An example is an algorithm used in fraud prevention; it can give an output without showing how the output was generated. Some trading bot vendors also sell only the execution file, making such a black box system.
What is a black box model in AI?
Black box AI is any artificial intelligence system whose inputs and operations are not visible to the user or another interested party. A black box, in a general sense, is an impenetrable system, and most AI by nature are set up with the black box model.
For example, deep learning modeling is typically conducted through black box development, with the algorithm taking millions of data points as inputs and correlating specific data features to produce an output in a self-directed process. Often, the data scientists, programmers, and users don’t know how it arrives at its output.
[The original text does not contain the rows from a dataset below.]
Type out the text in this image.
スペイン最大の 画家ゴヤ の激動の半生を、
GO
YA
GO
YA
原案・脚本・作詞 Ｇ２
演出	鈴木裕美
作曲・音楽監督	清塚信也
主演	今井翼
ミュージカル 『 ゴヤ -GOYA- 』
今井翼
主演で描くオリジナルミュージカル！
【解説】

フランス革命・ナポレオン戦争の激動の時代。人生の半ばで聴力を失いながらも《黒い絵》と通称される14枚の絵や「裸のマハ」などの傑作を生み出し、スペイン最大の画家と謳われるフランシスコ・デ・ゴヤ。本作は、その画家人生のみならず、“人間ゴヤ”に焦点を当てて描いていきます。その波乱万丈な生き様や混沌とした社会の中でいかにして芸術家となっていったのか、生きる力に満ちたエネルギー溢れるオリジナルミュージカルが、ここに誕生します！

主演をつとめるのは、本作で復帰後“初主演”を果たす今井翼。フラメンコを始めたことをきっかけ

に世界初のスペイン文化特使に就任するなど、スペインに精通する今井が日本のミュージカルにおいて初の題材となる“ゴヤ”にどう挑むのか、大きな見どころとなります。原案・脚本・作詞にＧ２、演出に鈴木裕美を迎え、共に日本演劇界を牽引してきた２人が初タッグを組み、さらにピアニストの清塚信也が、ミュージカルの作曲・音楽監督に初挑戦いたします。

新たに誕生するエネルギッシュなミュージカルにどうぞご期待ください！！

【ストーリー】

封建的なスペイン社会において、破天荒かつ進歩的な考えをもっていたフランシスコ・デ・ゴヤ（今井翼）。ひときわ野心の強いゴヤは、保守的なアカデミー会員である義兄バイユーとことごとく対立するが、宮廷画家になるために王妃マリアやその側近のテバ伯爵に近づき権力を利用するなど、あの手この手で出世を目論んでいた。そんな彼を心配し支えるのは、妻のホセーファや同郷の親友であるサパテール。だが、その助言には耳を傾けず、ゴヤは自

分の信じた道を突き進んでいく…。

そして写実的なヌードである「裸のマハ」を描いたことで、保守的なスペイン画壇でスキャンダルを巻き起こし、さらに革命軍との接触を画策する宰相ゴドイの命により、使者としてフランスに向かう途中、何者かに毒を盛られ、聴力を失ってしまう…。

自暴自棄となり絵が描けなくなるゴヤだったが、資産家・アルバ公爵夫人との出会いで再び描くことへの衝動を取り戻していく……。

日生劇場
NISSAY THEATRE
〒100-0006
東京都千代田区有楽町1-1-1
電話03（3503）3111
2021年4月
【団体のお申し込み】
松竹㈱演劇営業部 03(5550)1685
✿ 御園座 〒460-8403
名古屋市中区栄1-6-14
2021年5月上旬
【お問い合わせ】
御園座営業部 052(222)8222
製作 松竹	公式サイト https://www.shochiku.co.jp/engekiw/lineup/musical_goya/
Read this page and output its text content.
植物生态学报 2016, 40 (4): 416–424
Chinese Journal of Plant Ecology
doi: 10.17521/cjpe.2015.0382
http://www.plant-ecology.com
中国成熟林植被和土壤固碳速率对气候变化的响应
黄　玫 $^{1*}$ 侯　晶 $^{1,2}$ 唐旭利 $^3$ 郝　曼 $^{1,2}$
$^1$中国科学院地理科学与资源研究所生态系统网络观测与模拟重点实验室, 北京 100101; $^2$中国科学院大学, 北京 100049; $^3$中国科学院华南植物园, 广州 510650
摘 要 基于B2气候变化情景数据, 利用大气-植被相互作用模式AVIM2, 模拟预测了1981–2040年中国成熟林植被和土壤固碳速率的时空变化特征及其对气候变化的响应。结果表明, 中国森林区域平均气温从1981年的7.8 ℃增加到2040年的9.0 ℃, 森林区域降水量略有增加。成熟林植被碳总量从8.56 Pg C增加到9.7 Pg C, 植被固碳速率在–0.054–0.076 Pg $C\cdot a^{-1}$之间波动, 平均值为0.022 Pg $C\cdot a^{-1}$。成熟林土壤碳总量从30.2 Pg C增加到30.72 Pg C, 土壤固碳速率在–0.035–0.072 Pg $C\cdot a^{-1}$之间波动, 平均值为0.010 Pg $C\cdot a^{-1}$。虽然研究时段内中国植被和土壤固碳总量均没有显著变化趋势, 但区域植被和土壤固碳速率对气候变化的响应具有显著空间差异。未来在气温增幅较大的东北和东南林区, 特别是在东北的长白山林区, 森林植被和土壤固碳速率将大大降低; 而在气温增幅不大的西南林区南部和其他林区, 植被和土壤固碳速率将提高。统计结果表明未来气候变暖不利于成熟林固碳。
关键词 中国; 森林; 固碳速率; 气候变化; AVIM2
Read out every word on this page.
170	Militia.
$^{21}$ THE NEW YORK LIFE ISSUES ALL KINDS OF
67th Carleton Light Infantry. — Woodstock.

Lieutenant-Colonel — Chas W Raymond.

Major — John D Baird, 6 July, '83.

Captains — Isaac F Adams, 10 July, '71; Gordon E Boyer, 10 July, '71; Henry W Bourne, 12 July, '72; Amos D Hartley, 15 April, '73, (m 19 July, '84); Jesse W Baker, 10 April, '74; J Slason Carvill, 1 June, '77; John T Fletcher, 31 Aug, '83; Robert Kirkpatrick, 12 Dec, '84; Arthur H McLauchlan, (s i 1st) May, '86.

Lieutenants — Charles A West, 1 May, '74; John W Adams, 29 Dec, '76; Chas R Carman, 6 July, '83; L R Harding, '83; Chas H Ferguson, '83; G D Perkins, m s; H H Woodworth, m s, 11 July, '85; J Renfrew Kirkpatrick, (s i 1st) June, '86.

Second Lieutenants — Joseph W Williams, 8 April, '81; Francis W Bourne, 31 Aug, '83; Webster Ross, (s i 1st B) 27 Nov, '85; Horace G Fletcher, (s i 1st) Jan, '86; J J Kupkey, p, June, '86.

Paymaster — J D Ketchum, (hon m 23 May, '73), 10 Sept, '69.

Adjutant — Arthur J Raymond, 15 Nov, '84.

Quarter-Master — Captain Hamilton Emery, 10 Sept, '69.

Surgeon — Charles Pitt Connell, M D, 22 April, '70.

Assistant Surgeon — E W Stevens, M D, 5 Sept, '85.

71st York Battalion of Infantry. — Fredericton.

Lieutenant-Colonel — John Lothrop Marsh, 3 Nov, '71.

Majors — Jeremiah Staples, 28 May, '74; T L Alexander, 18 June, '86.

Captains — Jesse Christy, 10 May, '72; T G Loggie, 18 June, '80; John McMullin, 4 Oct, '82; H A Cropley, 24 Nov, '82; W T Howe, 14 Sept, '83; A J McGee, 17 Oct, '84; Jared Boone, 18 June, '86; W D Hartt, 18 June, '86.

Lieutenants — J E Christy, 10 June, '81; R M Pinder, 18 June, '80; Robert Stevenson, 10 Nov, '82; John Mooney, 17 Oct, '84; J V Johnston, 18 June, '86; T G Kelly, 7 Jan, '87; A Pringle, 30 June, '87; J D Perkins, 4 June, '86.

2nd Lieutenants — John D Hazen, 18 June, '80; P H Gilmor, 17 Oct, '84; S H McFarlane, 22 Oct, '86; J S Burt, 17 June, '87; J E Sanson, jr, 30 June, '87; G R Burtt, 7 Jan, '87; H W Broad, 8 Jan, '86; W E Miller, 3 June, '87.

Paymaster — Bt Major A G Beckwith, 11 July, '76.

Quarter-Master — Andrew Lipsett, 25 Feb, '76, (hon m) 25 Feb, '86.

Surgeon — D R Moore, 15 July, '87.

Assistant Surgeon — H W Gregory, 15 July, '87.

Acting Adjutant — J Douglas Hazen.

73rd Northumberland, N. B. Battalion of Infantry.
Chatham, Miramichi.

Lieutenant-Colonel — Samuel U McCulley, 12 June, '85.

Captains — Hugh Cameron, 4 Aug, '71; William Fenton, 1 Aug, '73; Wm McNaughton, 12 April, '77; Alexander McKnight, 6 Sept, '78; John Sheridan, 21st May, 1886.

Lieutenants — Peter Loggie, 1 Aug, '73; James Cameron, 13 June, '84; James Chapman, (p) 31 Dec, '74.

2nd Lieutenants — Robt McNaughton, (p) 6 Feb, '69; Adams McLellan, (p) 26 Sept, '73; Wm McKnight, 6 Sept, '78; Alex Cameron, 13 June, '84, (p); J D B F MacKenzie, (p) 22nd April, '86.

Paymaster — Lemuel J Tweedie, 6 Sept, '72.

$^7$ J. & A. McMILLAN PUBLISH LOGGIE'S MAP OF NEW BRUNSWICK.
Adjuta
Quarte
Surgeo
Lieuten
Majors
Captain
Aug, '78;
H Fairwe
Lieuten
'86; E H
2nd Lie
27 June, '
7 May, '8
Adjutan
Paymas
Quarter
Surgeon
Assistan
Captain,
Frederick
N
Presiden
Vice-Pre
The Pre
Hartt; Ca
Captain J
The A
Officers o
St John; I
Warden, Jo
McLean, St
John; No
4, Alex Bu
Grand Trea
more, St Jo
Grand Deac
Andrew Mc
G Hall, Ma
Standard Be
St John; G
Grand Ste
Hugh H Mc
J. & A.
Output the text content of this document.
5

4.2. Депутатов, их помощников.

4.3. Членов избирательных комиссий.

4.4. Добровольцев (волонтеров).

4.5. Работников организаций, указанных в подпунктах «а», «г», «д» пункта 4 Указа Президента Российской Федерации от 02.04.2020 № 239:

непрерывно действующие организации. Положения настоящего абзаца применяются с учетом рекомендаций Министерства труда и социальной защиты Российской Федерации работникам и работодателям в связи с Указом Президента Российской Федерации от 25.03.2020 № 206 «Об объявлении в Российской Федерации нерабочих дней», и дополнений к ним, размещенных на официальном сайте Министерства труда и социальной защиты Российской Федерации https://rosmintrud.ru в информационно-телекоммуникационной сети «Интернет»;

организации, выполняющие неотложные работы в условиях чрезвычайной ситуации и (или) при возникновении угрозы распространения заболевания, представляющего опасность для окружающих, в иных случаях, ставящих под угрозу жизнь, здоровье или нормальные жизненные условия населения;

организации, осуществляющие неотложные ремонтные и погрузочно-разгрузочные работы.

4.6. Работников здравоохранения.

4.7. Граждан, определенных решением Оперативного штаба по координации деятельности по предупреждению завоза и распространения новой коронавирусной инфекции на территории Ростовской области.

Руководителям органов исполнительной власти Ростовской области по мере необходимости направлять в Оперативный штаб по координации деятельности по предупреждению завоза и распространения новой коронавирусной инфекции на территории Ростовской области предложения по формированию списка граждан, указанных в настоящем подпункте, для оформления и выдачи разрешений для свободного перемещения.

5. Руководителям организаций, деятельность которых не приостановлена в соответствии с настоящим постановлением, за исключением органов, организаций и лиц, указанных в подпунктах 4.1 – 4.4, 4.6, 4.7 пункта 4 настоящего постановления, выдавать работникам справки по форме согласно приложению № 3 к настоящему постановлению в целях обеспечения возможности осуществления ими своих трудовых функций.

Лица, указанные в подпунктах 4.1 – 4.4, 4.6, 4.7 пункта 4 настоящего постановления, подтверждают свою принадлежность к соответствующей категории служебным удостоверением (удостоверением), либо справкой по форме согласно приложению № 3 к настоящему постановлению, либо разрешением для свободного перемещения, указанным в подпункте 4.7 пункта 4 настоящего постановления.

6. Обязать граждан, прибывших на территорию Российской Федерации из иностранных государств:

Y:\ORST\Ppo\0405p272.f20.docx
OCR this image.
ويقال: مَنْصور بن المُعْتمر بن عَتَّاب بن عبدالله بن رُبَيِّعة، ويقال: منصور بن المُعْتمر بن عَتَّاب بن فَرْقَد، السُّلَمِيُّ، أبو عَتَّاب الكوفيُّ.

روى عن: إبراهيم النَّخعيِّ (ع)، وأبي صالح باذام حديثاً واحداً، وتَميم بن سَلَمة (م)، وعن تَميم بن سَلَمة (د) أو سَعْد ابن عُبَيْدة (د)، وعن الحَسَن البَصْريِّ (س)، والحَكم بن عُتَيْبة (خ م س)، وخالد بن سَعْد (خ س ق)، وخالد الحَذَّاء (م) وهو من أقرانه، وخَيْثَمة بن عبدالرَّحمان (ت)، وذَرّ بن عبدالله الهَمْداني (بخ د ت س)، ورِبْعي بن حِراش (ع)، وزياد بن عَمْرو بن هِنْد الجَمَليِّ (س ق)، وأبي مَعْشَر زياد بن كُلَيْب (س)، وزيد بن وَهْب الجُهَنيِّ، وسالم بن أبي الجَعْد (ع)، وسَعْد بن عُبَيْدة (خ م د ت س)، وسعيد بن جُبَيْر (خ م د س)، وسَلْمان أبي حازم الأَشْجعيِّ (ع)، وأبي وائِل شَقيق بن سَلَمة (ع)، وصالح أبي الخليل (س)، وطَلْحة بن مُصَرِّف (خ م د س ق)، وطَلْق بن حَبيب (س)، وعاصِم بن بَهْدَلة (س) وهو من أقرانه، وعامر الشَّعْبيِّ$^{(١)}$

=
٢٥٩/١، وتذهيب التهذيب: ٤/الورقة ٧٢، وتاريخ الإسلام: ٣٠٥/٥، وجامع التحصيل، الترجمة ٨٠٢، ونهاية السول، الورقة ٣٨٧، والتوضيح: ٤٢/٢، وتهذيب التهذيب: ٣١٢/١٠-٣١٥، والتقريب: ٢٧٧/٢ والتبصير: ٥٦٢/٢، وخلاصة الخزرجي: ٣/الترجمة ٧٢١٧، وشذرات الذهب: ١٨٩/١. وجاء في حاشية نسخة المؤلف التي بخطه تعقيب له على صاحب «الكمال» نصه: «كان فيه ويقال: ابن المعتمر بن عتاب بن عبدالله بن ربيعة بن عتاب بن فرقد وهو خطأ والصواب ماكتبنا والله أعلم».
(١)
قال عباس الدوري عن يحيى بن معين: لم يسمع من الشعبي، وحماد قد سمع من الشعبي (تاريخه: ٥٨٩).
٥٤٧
What is black box calculation?
This refers to how a black box system arrives at its output. The calculation is often not known to the user, and in some models, even the developers that created the model may not know how the system does it. This is often the case in some machine learning systems that generate and use their own data to process further information which becomes the input data for yet further calculations.
Black box trading strategy backtest
We are not using any black box systems ourselves. The main reason is this: we are afraid of curve-fitted trading strategies. When you are using any form of computing power to generate signals you must be aware of the risks. If you are very experienced, such a tool can be very powerful. But in the hands of the amateur, we believe it can do more damage than gains.
Thus, because we are not using any black box trading strategies, we are not making any backtest.